Bankman-Fried had a lot of initial success exploiting something called the Kimchi premium. Bitcoin was cheaper in the US than Korea, so he began buying the digital asset on US exchanges and selling for substantive returns in Korea.
That initial success for Bankman-Fried wasn’t enough though, so in 2019 he founded FTX. That decision was crucial in growing his wealth, and by early 2022, FTX was valued at $40billion. Since he was the majority owner of FTX, Bankman-Fried became a very rich man, peaking at around $26billion.
Bankman-Fried arrives for court hearing on March 30, 2023
Ellison was one of the key witnesses at trial against Bankman-Fried. He was convicted by a federal jury and is being sentenced on Thursday
FTX co-founder and former chief technology officer Gary Wang took a plea deal and testified against Bankman-Fried
Given his convictions for stealing customer money, the question at trial became, how much of that massive net worth amounted to ill-gotten gains.
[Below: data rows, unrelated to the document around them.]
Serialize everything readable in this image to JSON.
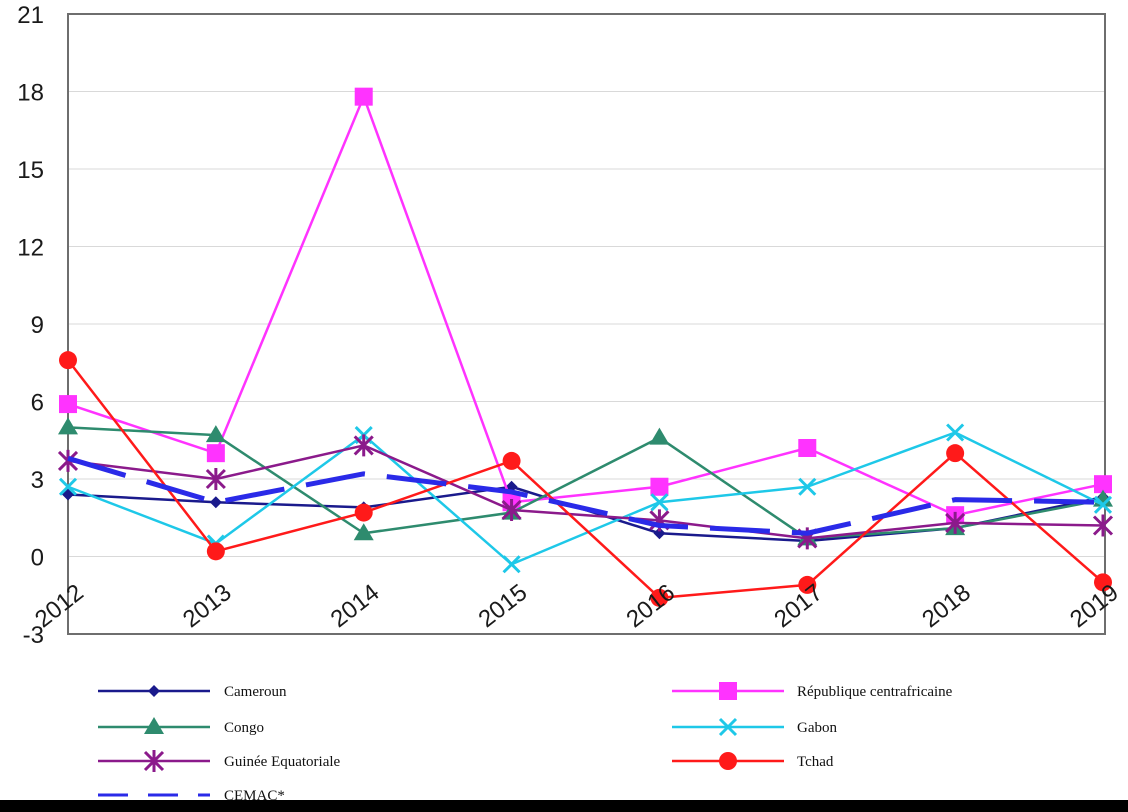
{
  "chart_data": {
    "type": "line",
    "title": "",
    "xlabel": "",
    "ylabel": "",
    "ylim": [
      -3,
      21
    ],
    "yticks": [
      -3,
      0,
      3,
      6,
      9,
      12,
      15,
      18,
      21
    ],
    "ytick_labels": [
      "-3",
      "0",
      "3",
      "6",
      "9",
      "12",
      "15",
      "18",
      "21"
    ],
    "categories": [
      "2012",
      "2013",
      "2014",
      "2015",
      "2016",
      "2017",
      "2018",
      "2019"
    ],
    "series": [
      {
        "name": "Cameroun",
        "color": "#1a1a8c",
        "marker": "diamond",
        "dash": "solid",
        "values": [
          2.4,
          2.1,
          1.9,
          2.7,
          0.9,
          0.6,
          1.1,
          2.3
        ]
      },
      {
        "name": "République centrafricaine",
        "color": "#ff33ff",
        "marker": "square",
        "dash": "solid",
        "values": [
          5.9,
          4.0,
          17.8,
          2.1,
          2.7,
          4.2,
          1.6,
          2.8
        ]
      },
      {
        "name": "Congo",
        "color": "#2e8b6e",
        "marker": "triangle",
        "dash": "solid",
        "values": [
          5.0,
          4.7,
          0.9,
          1.7,
          4.6,
          0.7,
          1.1,
          2.2
        ]
      },
      {
        "name": "Gabon",
        "color": "#1ec8e8",
        "marker": "x",
        "dash": "solid",
        "values": [
          2.7,
          0.5,
          4.7,
          -0.3,
          2.1,
          2.7,
          4.8,
          2.0
        ]
      },
      {
        "name": "Guinée Equatoriale",
        "color": "#8b1a8b",
        "marker": "star",
        "dash": "solid",
        "values": [
          3.7,
          3.0,
          4.3,
          1.8,
          1.4,
          0.7,
          1.3,
          1.2
        ]
      },
      {
        "name": "Tchad",
        "color": "#ff1a1a",
        "marker": "circle",
        "dash": "solid",
        "values": [
          7.6,
          0.2,
          1.7,
          3.7,
          -1.6,
          -1.1,
          4.0,
          -1.0
        ]
      },
      {
        "name": "CEMAC*",
        "color": "#2a2ae8",
        "marker": "none",
        "dash": "dashed",
        "values": [
          3.8,
          2.1,
          3.2,
          2.5,
          1.2,
          0.9,
          2.2,
          2.1
        ]
      }
    ],
    "legend": {
      "position": "bottom",
      "columns": 2
    }
  }
}
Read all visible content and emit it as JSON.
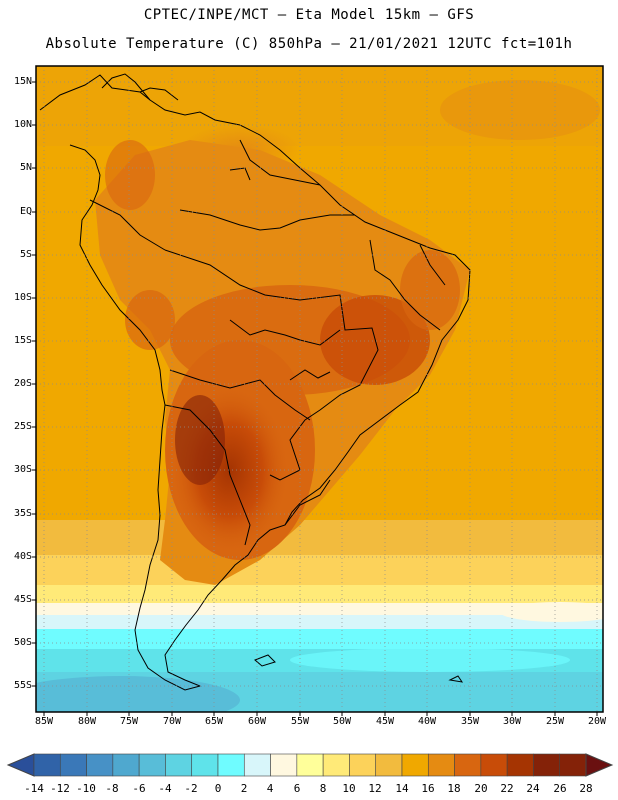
{
  "header": {
    "line1": "CPTEC/INPE/MCT –  Eta Model 15km – GFS",
    "line2": "Absolute Temperature (C) 850hPa – 21/01/2021 12UTC fct=101h"
  },
  "map": {
    "lat_labels": [
      "15N",
      "10N",
      "5N",
      "EQ",
      "5S",
      "10S",
      "15S",
      "20S",
      "25S",
      "30S",
      "35S",
      "40S",
      "45S",
      "50S",
      "55S"
    ],
    "lon_labels": [
      "85W",
      "80W",
      "75W",
      "70W",
      "65W",
      "60W",
      "55W",
      "50W",
      "45W",
      "40W",
      "35W",
      "30W",
      "25W",
      "20W"
    ]
  },
  "colorbar": {
    "labels": [
      "-14",
      "-12",
      "-10",
      "-8",
      "-6",
      "-4",
      "-2",
      "0",
      "2",
      "4",
      "6",
      "8",
      "10",
      "12",
      "14",
      "16",
      "18",
      "20",
      "22",
      "24",
      "26",
      "28"
    ],
    "colors": [
      "#2a4f9a",
      "#3063a8",
      "#3a78b8",
      "#4791c6",
      "#4fa8cf",
      "#58bdd8",
      "#5ed3e2",
      "#5fe3ea",
      "#6ffcff",
      "#d8f6fa",
      "#fff8e0",
      "#ffff9a",
      "#ffea78",
      "#fcd25a",
      "#f2bb3e",
      "#f0a800",
      "#e58b12",
      "#d86610",
      "#c84c08",
      "#a53402",
      "#842208",
      "#6a1010"
    ]
  }
}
On the stand, Bankman-Fried denied stealing $10billion from customers.
The collapse itself, for those on the outside, happened at lightning speed. In less than two weeks, FTX went from appearing solvent to bankrupt. But as the testimony later showed, cracks were starting to appear as early as the summer of that year.
The first major sign of trouble that went public was when crypto news site CoinDesk published an Alameda balance sheet.
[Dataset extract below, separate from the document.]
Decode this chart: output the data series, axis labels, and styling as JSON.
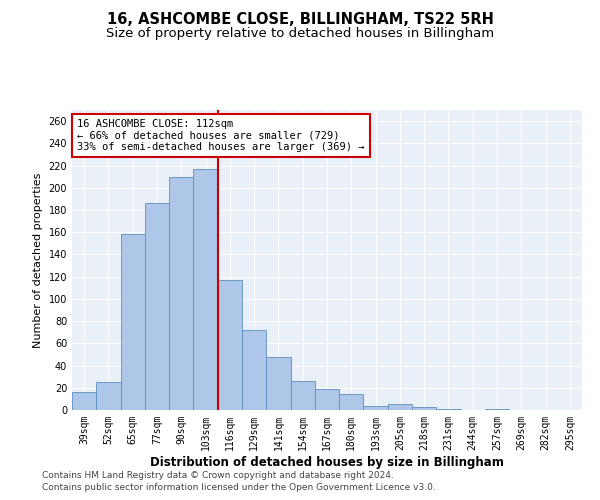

The balance sheet showed that a substantial portion of Alameda’s assets were held in FTT, FTX’s proprietary token. According to keen watchers of the crypto industry, this appeared incredibly risky because FTT was essentially a made-up currency by Bankman-Fried, yet it was serving as collateral for many of the hefty loans granted to Alameda for trading purposes.
Bankman-Fried and Ellison’s subsequent attempts to downplay the CoinDesk story proved fruitless because by around November 8, a classic bank run was in full swing. FTX processed billions of dollars worth of panic withdrawals.
As the chaos continued, rival crypto exchange Binance offered to buy out FTX, and users rejoiced.
But it wasn’t meant to be, because after one look at FTX’s books, then-CEO of Binance Changpeng Zhao backed out of the deal on November 9, just one day after announcing the possible buyout.
By November 11, the jig was up. FTX went bankrupt and Bankman-Fried stepped aside as CEO, letting John J. Ray take over the liquidation of the company. The fraudster was then arrested a month after the failed deal and collapse of FTX.